1990 film by Nietzchka Keene

The Juniper Tree is a 1990 Icelandic medieval fantasy drama film written and directed by Nietzchka Keene. Based on the Brothers Grimm fairy tale "The Juniper Tree", the film was shot in black-and-white in a small budget in 1986. It stars Björk Guðmundsdóttir, Bryndis Petra Bragadóttir, Guðrún Gísladóttir, Valdimar Örn Flygenring and Geirlaug Sunna Þormar.

The Juniper Tree premiered at the 1991 Sundance Film Festival, where it was selected to compete for the Grand Jury Prize – Dramatic.

==Plot==

In Iceland, two sisters, Margit and her elder sister Katla, escape their home after their mother is stoned and burned for witchcraft. They go where no one knows them and find Jóhann, a young widower who has a son called Jónas. Katla uses magical powers to seduce Jóhann and they start living together.

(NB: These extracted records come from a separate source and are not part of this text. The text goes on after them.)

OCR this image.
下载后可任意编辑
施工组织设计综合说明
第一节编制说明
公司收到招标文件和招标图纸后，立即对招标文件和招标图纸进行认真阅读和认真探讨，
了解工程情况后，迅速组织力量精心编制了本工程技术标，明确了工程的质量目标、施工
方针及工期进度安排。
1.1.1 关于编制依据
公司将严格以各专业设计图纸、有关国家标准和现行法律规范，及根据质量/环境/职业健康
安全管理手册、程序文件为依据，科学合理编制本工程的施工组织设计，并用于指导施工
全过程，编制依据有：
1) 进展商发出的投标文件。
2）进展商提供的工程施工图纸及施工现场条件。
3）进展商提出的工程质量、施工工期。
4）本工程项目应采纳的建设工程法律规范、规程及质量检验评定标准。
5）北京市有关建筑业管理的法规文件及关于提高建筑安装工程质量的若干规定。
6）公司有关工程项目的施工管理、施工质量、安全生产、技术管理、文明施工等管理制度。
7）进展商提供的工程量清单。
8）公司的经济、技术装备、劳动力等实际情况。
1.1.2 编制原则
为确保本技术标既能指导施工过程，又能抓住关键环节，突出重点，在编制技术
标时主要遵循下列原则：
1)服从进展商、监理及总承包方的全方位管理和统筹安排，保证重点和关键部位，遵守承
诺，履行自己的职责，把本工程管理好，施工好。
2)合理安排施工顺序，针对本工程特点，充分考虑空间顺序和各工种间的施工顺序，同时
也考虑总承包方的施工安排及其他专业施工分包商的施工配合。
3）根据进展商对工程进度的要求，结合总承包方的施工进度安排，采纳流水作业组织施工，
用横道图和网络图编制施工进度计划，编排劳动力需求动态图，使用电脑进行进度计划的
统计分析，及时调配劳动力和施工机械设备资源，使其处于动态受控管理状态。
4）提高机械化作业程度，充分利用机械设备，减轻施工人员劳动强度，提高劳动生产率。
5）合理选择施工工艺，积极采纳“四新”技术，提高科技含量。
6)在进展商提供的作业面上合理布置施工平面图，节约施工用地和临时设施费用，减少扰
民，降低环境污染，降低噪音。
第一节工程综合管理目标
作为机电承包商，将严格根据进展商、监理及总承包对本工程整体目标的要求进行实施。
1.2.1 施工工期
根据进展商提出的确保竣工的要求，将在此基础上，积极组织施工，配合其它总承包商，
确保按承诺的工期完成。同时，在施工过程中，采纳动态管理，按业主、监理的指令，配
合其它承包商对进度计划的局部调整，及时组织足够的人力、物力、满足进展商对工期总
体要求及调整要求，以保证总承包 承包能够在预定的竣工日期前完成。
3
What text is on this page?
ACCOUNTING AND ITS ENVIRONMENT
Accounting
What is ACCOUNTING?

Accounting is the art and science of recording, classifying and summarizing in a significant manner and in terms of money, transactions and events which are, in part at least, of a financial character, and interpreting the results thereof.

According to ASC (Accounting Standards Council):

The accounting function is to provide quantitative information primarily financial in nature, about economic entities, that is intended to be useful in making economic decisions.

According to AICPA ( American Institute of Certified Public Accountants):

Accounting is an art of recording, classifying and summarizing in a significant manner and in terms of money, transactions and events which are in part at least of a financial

Margit and Jónas become friends. However, Jónas does not accept Katla as his stepmother and tries to convince his father to leave her. Katla's magic power is too strong and even though he knows he should leave her, he can't. Margit's mother appears to her in visions and Jónas' mother appears as a raven and to bring him a magical feather. Eventually, Katla kills the boy by challenging him to jump off a cliff to prove his mother will save him. Margit figures out what her sister has done but remains silent.

One day, she hears a bird sing and thinks it is Jónas returned. She tells Jóhann this and states that her sister did not mean to kill his son. Katla runs away leaving Margit to live with Johann. Eventually, Johann also leaves and Margit is left to console herself by creating folklore-type stories about birds.

==Cast==
- Björk Guðmundsdóttir as Margit
- Bryndis Petra Bragadóttir as Katla
- Guðrún Gísladóttir as Margit and Katla's mother
- Valdimar Örn Flygenring as Jóhann
- Geirlaug Sunna Þormar as Jónas

==Production==
===Filming===
Principal photography took place in 1986 in Iceland with a low budget. It was shot in black and white to highlight its dramatic content and as a resource to place the story in the Middle Ages. Some scenes were filmed at the Reynisfjara basalt columns and the Seljalandsfoss waterfall on the south coast of Iceland.

==Release==
Due to financial problems, the film did not see distribution until 1990, when it competed for the Grand Jury Prize at the Sundance Film Festival. It was restored to 4K resolution by the Center for Film & Theatre Research, Wisconsin, premiering at the AFI Fest on 10 November 2018. It saw a limited theatrical release on 15 March 2019.

===Critical reception===
On the review aggregator Rotten Tomatoes, the film holds an approval rating of 100% based on 21 reviews, with an average rating of 7.80/10. On Metacritic, the film has a weighted average score of 86 out of 100, based on 6 reviews, indicating "universal acclaim".

Glenn Kenny from The New York Times praised Keene's direction and Björk's "enchanting" performance. David Ehrlich of IndieWire gave the film "B+" and wrote "A wonderful performance from a 21-year-old Björk is one of many reasons to see Nietzchka Keene's newly restored medieval fantasy."

===Home media===
Rhino Home Video released the film on VHS in 1995 and on DVD in 2002.